When I met Prabal Gurung for a walk-through of his Atelier collection, hanging on a rack behind him was one of those dress-like-the-statue-you-want-to-win gowns—a strapless column in a burnished, glowing gold. You’d know it if you saw it because comedian Nikki Glaser recently wore it when she hosted the Golden Globes, which attracted 9.3 million viewers, some of them primarily there for the fashion. Fast forward a few weeks and the inauguration offered another dress-up spectacle. It would seem that despite a feeling of general unrest, the other half is not only living well, but leaning into classic occasion attire.
It often seems there are at least two degrees of reference when it comes to celebrity red carpet dressing, and you can see how that played out in this collection where there were dresses with petticoats, lean looks a la Joan Crawford, and ruffled dazzlers with a Ginger Rogers kind of flair. The final look, with diamanté corset lacing at the sides of the body, fell into what the designer jokingly referred to, echoing his friends’ lingo, as “sweet and slutty.” On the other end of the spectrum was look 26, a high waisted pink gown with a cape back and rhinestone ball buttons that conjured Lee Radziwill and the swans.
Eveningwear tends to be rather templated, with colors and fabrics changing at a greater frequency than silhouettes. Gurung, a man about town, knows his customer and, he said, she wants a princess moment, not something especially fashion forward. As such there was no narrative here, rather options for different body sizes and tastes. Although Gurung’s designs can fit diverse body shapes, he reported that thin is in: “In this Ozempic era, everybody wants to show off their body—it’s insane.”
Occasion dressing feels static, and the way Gurung photographed the looks made them appear to be monumental.
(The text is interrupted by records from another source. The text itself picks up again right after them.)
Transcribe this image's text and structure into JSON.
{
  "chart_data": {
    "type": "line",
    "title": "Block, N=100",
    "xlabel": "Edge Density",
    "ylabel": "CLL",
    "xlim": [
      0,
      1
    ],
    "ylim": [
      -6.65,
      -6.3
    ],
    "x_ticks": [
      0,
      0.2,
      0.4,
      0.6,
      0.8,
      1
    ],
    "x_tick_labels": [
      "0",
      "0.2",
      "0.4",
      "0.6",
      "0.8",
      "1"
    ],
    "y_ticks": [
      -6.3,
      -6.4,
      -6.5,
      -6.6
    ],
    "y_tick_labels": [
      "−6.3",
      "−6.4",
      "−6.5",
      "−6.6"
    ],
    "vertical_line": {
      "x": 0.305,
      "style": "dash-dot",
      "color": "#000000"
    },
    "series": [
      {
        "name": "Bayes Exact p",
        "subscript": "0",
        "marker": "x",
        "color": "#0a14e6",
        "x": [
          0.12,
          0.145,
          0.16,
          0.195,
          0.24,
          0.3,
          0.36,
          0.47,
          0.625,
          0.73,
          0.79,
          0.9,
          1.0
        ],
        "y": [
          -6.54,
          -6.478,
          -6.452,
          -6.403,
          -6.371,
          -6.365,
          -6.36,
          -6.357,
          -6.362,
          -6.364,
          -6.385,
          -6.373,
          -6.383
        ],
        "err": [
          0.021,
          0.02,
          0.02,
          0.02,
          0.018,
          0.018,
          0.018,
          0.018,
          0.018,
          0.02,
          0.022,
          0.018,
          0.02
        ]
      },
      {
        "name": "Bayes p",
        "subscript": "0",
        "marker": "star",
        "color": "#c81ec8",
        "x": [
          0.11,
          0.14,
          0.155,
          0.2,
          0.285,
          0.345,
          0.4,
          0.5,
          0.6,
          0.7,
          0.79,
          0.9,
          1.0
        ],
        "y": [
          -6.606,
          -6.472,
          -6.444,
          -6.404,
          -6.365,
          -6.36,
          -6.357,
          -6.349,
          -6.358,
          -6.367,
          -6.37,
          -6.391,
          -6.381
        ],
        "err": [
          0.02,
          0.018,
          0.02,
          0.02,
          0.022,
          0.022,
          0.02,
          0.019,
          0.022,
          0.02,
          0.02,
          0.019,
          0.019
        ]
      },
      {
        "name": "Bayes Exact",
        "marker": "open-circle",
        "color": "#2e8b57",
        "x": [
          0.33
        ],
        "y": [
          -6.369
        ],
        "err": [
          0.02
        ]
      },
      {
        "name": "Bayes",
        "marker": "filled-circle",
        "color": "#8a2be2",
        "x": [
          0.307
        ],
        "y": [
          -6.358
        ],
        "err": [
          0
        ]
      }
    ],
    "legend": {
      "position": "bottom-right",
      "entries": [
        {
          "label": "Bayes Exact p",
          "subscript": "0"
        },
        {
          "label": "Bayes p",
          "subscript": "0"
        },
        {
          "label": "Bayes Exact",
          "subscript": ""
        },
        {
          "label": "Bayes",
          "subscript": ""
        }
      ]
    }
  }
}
Up close they felt more relatable, and there were some beauties. The workmanship on a caviar black beaded lampshade dress was incredible, and the polka dot numbers had a certain nostalgic charm. I asked Gurung, where do nostalgia and conservatism meet? He posited that “during uncertain times” people feel comfort in what came before. And, he added, there’s a power in femininity. Today’s woman, he noted, is dressing for herself, rather than to please a man. Let’s not forget the photo ops, though. The camera is the new magic wand.